До поворота с грейдера оставалось километров пять, а дальше предстояли ему еще семнадцать километров зимнего проселка, две лощины с перелесками, и только за ними ферма, мост и длинная, разбросанная по долине Коноплянки деревня, родные Подстепки… «Родные, — жестко усмехнулся он, не раздвигая будто неспелой черемуховой мякотью связанных губ. — Как же, родные… Лет двадцать назад надо бы бросить их к чертям собачьим, чтобы глаза не видели. Прожил, как дурной сон проспал, слова доброго не слышал — такая она, родня-то… Черт с ними со всеми, наконец».

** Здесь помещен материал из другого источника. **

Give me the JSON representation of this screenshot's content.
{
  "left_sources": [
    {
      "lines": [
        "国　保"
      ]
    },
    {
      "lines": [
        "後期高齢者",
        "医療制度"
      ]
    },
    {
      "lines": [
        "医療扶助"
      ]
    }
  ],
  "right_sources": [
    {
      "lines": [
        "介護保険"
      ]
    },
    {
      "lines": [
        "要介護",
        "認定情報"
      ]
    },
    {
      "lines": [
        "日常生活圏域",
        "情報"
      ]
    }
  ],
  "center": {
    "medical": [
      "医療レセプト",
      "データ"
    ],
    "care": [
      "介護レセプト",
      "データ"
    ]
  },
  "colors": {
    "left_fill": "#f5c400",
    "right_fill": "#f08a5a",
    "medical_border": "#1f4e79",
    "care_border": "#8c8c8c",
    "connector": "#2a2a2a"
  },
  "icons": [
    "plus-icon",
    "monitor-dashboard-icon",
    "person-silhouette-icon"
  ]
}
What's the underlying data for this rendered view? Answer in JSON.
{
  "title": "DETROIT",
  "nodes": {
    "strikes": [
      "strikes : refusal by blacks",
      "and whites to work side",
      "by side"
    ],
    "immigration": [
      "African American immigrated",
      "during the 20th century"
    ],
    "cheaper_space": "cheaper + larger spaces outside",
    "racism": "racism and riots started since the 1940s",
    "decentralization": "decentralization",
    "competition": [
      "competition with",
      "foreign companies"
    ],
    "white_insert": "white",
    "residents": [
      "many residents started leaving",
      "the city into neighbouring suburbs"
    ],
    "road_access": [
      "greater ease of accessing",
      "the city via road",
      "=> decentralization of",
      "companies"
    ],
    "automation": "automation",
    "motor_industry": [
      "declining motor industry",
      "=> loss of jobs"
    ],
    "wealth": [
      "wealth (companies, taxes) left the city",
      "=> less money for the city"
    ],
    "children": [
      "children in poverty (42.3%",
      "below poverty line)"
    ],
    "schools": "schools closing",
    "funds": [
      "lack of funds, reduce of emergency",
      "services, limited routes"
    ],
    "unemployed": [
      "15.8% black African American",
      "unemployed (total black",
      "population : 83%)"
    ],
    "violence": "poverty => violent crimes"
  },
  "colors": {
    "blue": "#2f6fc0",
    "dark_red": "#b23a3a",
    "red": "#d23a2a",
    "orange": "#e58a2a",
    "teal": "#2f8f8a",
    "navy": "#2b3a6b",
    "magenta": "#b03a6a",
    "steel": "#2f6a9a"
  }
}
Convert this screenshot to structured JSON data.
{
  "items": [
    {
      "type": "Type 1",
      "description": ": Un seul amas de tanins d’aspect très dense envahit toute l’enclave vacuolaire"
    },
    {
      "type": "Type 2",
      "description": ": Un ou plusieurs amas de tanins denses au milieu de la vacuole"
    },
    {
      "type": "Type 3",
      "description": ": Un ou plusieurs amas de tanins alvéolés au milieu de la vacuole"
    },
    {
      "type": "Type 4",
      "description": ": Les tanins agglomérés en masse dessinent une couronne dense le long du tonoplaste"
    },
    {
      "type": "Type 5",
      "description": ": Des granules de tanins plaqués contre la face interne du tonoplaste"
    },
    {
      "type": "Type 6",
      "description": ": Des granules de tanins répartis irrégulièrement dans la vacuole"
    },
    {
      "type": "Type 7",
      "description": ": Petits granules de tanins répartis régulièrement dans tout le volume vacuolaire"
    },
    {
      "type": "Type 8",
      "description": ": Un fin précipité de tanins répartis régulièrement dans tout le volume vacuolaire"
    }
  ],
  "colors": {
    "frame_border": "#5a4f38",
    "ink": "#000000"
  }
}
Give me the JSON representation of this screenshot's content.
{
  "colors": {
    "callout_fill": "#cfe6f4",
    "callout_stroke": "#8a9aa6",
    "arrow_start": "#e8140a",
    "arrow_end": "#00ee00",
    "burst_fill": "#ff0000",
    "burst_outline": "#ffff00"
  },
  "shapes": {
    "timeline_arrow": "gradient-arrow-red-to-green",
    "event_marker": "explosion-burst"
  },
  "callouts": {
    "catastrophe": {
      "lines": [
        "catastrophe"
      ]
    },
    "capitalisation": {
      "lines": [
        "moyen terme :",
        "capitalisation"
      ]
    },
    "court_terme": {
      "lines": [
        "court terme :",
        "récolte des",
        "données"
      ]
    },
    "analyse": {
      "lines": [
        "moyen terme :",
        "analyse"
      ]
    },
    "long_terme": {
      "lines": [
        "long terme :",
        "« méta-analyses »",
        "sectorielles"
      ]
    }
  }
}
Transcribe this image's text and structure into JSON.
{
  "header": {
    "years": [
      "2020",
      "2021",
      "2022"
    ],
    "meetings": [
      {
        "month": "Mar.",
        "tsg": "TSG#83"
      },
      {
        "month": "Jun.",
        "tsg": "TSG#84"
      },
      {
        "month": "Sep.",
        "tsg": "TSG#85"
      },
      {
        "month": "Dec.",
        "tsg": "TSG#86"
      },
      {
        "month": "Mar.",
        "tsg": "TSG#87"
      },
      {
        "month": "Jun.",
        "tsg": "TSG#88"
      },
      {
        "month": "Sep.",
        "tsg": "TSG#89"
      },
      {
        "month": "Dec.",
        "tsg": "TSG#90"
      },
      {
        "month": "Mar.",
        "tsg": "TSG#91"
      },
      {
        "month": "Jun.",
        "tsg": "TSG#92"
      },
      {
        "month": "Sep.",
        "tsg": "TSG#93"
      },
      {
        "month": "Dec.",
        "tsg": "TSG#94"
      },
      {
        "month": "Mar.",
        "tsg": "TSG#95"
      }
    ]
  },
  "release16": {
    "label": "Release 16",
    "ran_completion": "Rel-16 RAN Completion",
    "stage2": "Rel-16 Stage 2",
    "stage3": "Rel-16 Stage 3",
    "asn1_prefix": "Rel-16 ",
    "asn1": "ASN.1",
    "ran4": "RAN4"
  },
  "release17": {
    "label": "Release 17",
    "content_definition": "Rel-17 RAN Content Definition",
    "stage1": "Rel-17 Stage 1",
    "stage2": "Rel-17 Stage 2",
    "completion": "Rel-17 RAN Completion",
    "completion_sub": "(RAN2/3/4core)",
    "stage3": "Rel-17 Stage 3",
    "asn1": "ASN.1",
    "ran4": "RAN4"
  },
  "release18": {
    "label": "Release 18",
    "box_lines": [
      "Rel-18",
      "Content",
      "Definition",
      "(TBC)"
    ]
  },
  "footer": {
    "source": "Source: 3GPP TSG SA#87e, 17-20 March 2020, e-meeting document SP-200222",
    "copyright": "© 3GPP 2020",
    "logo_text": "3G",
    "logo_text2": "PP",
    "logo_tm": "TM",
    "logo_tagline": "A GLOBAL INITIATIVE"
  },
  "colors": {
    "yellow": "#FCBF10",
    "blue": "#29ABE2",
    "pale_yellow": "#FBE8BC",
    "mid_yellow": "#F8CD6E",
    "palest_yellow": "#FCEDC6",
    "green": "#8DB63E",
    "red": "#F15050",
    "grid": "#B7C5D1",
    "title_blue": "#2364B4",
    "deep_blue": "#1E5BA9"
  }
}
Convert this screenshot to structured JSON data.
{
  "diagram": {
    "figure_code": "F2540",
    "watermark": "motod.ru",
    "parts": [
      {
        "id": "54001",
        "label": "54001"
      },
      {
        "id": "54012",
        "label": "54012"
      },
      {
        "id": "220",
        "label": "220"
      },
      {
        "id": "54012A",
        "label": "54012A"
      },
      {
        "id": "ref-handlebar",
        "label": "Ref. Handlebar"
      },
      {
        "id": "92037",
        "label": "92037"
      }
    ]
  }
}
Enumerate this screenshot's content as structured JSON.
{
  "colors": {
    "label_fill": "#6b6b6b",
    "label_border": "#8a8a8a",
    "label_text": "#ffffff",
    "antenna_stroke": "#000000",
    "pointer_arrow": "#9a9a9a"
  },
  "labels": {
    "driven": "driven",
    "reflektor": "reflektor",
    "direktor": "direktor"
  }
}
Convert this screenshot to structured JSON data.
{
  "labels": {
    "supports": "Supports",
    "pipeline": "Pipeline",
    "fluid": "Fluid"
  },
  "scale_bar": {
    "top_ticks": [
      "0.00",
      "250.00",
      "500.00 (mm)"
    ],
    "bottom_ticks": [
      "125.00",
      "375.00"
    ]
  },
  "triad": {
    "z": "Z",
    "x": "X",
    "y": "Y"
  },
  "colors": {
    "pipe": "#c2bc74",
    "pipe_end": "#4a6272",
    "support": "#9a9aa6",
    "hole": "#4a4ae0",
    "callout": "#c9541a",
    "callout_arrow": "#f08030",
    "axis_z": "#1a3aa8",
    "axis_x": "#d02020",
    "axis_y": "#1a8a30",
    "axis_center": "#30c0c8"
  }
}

В кабине привычно пахло соляркой, живо подрагивали рычаги, от приборного щитка опахивало масляным теплом мотора. Даже стекла, за которыми медленно ползла вечереющая, насквозь прохваченная холодом степь, были чисты, без наледи. От этого, не бог весть какого, железного уюта, от иногда нежно и розово посвечивающих бледным солнцем окон кабины — он не то, чтобы успокоился, а пришел в себя; насильно, как это делал не раз, отодвинул от себя все сегодняшнее, саднившее душу; заговорил, забросал ругней, немощной ненавистью, злыми, раздражающими его самого какой-то червоточинкой неуверенности, упреками всем этим людям. Отодвинул, отругался, не чувствуя от этого никакого облегчения — лишь бы посидеть вот так, ни о чем не думая, передохнуть, перевести дыхание. Ему бы до весны дожить, а там он знает, что делать: соберет пару чемоданишек, жену, если согласится, — и прости-прощай Подстепки, не больно вы меня потчевали, конфетки под порог не заметал… Детей у него нет, а Сибирь — она большая, всех примет. Ей все одинаковы. Он думал сейчас так, прекрасно помня, как много раз хотел сорваться наконец-то с этого несладкого места своей жизни, уехать абы куда… Он все помнил; но сегодня все было иначе, и он почему-то был уверен, что уж этой весной он уедет обязательно. Завтра же напишет объявление о продаже дома, будет искать покупателя, а весной уедет, и никто ему в этом не помешает, даже Евдокия, жена. Уедет, потому что от такого житья у него вся кровь уже почернела. Да и сколько ж можно — терпеть?